Tuesday, January 27, 2009

Quantified Baby Temperament Theory

I'm back at work, and, you know, quantifying things. Looking at graphs and data and stuff. Then going home and playing lots of Peek a Boo and singing endless rounds of Old MacDonald. (It's pretty pathetic when you can only think of like five farm animals. It leads to stanzas like "...and on that farm he had... even more pigs...." Also, our farm tends to have seals, because I do a great "Ork! Ork!" seal impersonation.) Anyway, the juxtaposition between work and home has been twisting my mind in weird directions lately. Leading to my Quantified Baby Temperament Theory.

All babies, depending on whether it's a good day or a bad day, have the innate capability to bring about these two opposite reactions from people of a certain age who are not the baby's parents:

Reaction 1: Oh, look how cute! We should have a baby!!!
Reaction 2: Holy crap!
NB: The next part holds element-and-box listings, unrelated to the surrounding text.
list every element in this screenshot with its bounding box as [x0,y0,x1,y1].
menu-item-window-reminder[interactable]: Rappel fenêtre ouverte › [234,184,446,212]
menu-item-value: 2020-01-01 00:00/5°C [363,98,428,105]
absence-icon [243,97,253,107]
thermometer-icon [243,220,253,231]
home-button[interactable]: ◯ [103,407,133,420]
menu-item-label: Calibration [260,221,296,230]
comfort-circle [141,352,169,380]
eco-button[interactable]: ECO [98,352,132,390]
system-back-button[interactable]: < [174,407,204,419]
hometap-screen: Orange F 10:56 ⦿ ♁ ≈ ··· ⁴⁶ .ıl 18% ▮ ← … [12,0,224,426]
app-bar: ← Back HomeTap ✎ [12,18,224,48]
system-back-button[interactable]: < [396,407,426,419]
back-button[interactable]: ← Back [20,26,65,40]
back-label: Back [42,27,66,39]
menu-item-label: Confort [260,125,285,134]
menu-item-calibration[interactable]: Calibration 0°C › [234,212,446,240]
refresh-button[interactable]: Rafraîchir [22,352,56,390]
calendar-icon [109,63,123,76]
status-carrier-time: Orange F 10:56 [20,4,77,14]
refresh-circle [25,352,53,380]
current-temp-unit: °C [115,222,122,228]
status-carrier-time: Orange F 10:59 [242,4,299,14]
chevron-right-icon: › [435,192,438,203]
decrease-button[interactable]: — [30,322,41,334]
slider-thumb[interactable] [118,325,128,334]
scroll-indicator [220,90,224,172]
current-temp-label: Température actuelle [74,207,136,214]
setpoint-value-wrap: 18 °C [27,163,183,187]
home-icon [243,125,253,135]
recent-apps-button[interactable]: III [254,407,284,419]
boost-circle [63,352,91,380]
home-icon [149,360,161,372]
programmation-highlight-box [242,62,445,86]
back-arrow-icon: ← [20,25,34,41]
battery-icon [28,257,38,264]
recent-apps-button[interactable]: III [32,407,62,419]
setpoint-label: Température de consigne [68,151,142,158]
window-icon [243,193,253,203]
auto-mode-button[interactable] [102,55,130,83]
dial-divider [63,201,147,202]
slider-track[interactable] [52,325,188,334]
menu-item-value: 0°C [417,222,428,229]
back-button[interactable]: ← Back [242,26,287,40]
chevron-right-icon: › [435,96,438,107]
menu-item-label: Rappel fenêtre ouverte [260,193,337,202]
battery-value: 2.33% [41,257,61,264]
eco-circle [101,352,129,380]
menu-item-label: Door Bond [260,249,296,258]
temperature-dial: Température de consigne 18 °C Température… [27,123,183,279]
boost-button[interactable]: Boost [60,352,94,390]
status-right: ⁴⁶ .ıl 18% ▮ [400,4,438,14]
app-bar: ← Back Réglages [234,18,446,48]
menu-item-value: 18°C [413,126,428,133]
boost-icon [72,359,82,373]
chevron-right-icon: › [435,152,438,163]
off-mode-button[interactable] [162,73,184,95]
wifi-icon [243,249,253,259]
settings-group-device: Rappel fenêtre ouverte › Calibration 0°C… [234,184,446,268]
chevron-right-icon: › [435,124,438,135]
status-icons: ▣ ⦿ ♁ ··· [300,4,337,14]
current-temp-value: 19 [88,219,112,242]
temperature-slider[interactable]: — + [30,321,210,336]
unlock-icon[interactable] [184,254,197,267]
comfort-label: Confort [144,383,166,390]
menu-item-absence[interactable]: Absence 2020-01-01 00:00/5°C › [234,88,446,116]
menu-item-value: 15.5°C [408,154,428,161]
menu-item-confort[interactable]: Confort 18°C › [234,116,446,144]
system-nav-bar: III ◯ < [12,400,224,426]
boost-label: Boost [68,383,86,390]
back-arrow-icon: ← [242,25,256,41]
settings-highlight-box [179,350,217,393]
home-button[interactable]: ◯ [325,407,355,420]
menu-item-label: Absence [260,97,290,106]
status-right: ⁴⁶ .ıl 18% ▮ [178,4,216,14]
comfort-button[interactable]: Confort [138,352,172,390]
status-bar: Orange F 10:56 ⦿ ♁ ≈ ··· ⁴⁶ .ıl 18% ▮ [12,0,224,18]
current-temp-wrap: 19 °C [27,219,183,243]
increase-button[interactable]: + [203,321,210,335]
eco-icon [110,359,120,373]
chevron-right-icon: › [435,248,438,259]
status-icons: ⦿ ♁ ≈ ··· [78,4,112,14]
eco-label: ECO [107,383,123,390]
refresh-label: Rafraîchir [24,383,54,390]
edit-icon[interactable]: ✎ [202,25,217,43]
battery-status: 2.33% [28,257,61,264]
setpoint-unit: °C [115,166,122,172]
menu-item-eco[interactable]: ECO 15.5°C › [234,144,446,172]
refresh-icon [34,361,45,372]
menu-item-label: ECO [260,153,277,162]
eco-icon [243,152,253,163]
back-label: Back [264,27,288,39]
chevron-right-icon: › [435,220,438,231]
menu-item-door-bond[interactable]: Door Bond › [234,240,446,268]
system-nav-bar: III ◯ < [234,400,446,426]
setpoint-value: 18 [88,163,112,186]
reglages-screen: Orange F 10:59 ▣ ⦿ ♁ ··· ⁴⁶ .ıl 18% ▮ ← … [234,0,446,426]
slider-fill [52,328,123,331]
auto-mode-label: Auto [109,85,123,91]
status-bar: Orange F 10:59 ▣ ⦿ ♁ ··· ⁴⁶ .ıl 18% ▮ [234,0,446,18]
Let's never have kids!!!

Reaction 1 is otherwise known as the Procreation Reaction; Reaction 2 is the Birth Control Reaction. Even the most colicky baby in the world will have moments of extreme cuteness and cause the Procreation Reaction, and even the very best baby can have a fussy day where they can make outsiders have the Birth Control Reaction. But by keeping a running average of how much of the time a given baby deserves the Procreation Reaction instead of the Birth Control Reaction, you can assign a quantified measurement to the baby, which I will call his Cute/Crap number. A reasonably well-behaved baby, for instance, might score a 75 on the Cute/Crap spectrum (75 C/C). A more colicky baby would probably be down around 15 or 20 C/C. I also think that some babies probably hold steady at some number for long periods of time, while others would, for instance, raise their averages over time, as they outgrow the crying and start to smile more. (My understanding is that almost all kids' numbers drop when they hit the Terrible Twos, which tends to bring about an abundance of the Birth Control Reaction from outsiders.)
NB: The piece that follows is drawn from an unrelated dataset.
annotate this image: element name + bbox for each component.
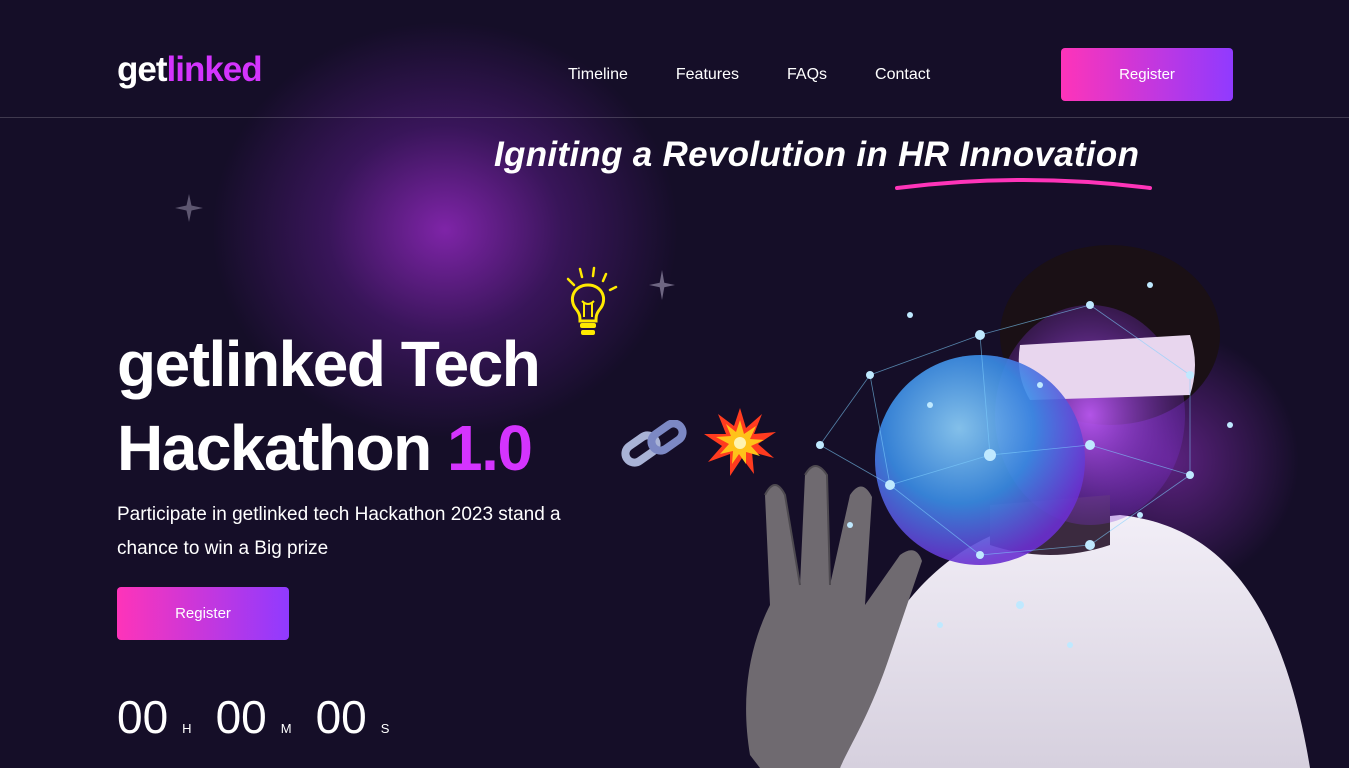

LL seems to be causing some rather serious "baby fever" among our friends lately, and I can only think of a small handful of times when he has cried enough to make people run out and buy condoms, so I think he's probably around 80 or 85 C/C. I explained my theory to S, and he gave LL a score of 90 C/C. But we're probably biased. LL's cold did cause his C/C number to take a bit of a hit, but he's been such a happy ball of sunshine ever since that he has more than made up for it.
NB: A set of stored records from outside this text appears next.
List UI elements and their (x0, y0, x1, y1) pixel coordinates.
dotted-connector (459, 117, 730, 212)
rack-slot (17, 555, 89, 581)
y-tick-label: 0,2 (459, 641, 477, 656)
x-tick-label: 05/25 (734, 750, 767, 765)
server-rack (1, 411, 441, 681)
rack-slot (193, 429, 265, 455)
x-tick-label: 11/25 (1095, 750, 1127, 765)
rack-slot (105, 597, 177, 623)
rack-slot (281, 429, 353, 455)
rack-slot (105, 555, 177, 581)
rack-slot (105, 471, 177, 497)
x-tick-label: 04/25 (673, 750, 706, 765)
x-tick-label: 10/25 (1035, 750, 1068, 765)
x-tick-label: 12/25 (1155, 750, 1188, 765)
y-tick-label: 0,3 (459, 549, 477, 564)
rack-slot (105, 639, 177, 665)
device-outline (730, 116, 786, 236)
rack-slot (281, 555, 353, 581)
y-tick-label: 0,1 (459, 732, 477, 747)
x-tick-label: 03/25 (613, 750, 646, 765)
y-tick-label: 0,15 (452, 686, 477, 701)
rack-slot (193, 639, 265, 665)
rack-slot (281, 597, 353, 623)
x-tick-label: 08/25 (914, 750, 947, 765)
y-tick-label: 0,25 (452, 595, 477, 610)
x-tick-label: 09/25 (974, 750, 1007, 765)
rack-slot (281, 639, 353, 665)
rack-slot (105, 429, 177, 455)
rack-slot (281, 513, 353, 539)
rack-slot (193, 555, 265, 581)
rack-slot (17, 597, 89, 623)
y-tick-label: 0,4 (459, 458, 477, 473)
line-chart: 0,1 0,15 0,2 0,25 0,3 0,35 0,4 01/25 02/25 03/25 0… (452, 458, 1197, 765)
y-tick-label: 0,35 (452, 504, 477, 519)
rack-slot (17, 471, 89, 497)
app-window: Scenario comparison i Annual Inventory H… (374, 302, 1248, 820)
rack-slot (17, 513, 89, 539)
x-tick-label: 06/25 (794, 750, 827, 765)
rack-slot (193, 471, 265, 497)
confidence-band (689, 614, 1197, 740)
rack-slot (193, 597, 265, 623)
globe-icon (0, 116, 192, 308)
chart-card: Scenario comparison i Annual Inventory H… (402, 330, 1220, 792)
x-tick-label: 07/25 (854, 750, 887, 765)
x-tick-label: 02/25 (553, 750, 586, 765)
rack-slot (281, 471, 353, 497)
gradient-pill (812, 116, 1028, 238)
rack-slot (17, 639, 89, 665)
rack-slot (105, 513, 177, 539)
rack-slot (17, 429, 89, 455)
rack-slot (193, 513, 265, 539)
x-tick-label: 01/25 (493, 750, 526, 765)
I'm tempted to ask our friends to give their own children an estimated C/C number, but I have a hunch that not everyone enjoys reducing babies to numbers. Particularly numbers with the word "crap" in the metric. Some people take this whole parenting thing far too seriously.


  1. I'm laughing so hard right now that I hardly know what to say. I suspect Jillian would score pretty highly on the C/C scale given that she behaves quite well in public at least.

    Now you just need an experiment to test this theory. Do I see a journal article in your future???

  2. I love it!!!! What a great metric :). Seriously, I love it.

  3. That's pretty great! I think that's an excellent measurement.

  4. Oh i am so laughing! This is good quality stuff!

  5. Awesome theory.

    An added variable: the strength/quality of the baby's cuteness (or crapness). Harry inspires especially forceful baby-mania responses due to his very big smile and laugh, enough to offset a quantity of fussiness that might otherwise inspire a birth control response. (And I've had friends whose babies' crying was especially earsplitting, enough that even a small amount of it would inspire any non-parent to run to the drugstore.)

  6. Oh that is such an awesome metric. Monkey was definitely high on the c/c factor when he was younger. I think he is probably >50 for most people, but man is he good BC for me! More due to his high energy levels, but still.